Rappelons que l’exploitation de la ligne 55 fait partie du réseau géré dans le passé par la société Rahabus et qui a été rachetée, après liquidation judiciaire, par le groupe Joumani (Karama Bus). Seulement, le cahier des charges est clair. Il ne stipule pas que le nouvel opérateur puisse exploiter automatiquement la ligne.

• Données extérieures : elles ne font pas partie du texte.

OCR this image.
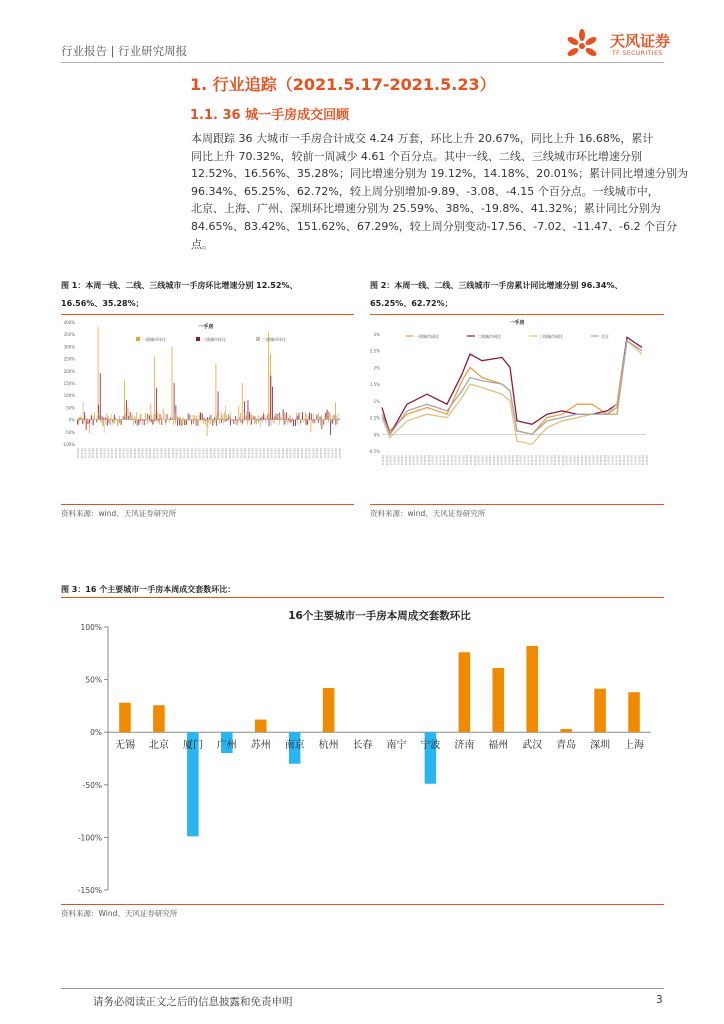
行业报告 | 行业研究周报
天风证券
TF SECURITIES
1. 行业追踪（2021.5.17-2021.5.23）
1.1. 36 城一手房成交回顾
本周跟踪 36 大城市一手房合计成交 4.24 万套，环比上升 20.67%，同比上升 16.68%，累计
同比上升 70.32%，较前一周减少 4.61 个百分点。其中一线、二线、三线城市环比增速分别
12.52%、16.56%、35.28%；同比增速分别为 19.12%、14.18%、20.01%；累计同比增速分别为
96.34%、65.25%、62.72%，较上周分别增加-9.89、-3.08、-4.15 个百分点。一线城市中，
北京、上海、广州、深圳环比增速分别为 25.59%、38%、-19.8%、41.32%；累计同比分别为
84.65%、83.42%、151.62%、67.29%，较上周分别变动-17.56、-7.02、-11.47、-6.2 个百分
点。
图 1：本周一线、二线、三线城市一手房环比增速分别 12.52%、
16.56%、35.28%；
400%
350%
300%
250%
200%
150%
100%
50%
0%
-50%
-100%
一手房
一线城市环比	二线城市环比	三线城市环比
2019-01 2019-01 2019-01 2019-01 2019-01 2019-01 2019-01 2019-01 2019-01 2019-01 2019-01 2019-01 2019-01 2019-01 2019-01 2019-01 2019-01 2019-01 2019-01 2019-01 2019-01 2019-01 2019-01 2019-01 2019-01 2019-01 2019-01 2019-01 2019-01 2019-01 2019-01 2019-01 2019-01 2019-01 2019-01 2019-01 2019-01 2019-01 2019-01 2019-01 2019-01 2019-01 2019-01 2019-01 2019-01 2019-01 2019-01 2019-01 2019-01 2019-01 2019-01 2019-01 2019-01 2019-01 2019-01 2019-01 2019-01 2019-01 2019-01 2019-01 2019-01 2019-01 2019-01 2019-01 2019-01 2019-01 2019-01 2019-01 2019-01 2019-01
资料来源：wind、天风证券研究所
图 2：本周一线、二线、三线城市一手房累计同比增速分别 96.34%、
65.25%、62.72%；
3%
2.5%
2%
1.5%
1%
0.5%
0%
-0.5%
一手房
一线城市同比	二线城市同比	三线城市同比	合计
2019-01 2019-01 2019-01 2019-01 2019-01 2019-01 2019-01 2019-01 2019-01 2019-01 2019-01 2019-01 2019-01 2019-01 2019-01 2019-01 2019-01 2019-01 2019-01 2019-01 2019-01 2019-01 2019-01 2019-01 2019-01 2019-01 2019-01 2019-01 2019-01 2019-01 2019-01 2019-01 2019-01 2019-01 2019-01 2019-01 2019-01 2019-01 2019-01 2019-01 2019-01 2019-01 2019-01 2019-01 2019-01 2019-01 2019-01 2019-01 2019-01 2019-01 2019-01 2019-01 2019-01 2019-01 2019-01 2019-01 2019-01 2019-01 2019-01 2019-01 2019-01 2019-01 2019-01 2019-01 2019-01 2019-01 2019-01 2019-01 2019-01 2019-01
资料来源：wind、天风证券研究所
图 3：16 个主要城市一手房本周成交套数环比：
16个主要城市一手房本周成交套数环比
100%
50%
0%
-50%
-100%
-150%
无锡 北京 厦门 广州 苏州 南京 杭州 长春 南宁 宁波 济南 福州 武汉 青岛 深圳 上海
资料来源：Wind、天风证券研究所
请务必阅读正文之后的信息披露和免责申明	3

Le seul opérateur «autorisé» est la compagnie Stab, du groupe Bouzid. Devant le refus de Karama Bus d’arrêter son activité sur la 55, une soixantaine de véhicules a été mise en fourrière et des permis retirés, en janvier dernier. En vain. Et pour que les autorités réagissent plus fermement, la Stab a déclenché un mouvement de grève qui a bénéficié du soutien de plusieurs autres opérateurs dans le secteur.

Aujourd’hui, la situation est dans l’impasse. Et cela risque certainement d’influer sur le projet de gestion déléguée du transport urbain de Rabat, Salé et Témara. En principe, cette gestion devrait être assurée par un seul opérateur. Rappelons que trois consortiums restent en compétition: Keolis, National Express (maison mère d’Alsa) et Veolia. Les conditions de cet appel d’offres exigent la participation des opérateurs privés locaux dans le capital de la future société gestionnaire. La compagnie Bouzid et celle d’El Joumani ont rejoint Veolia. Mais la société Karama bus s’est retirée du groupe à la veille du jour de la remise des appels d’offres en juin 2007.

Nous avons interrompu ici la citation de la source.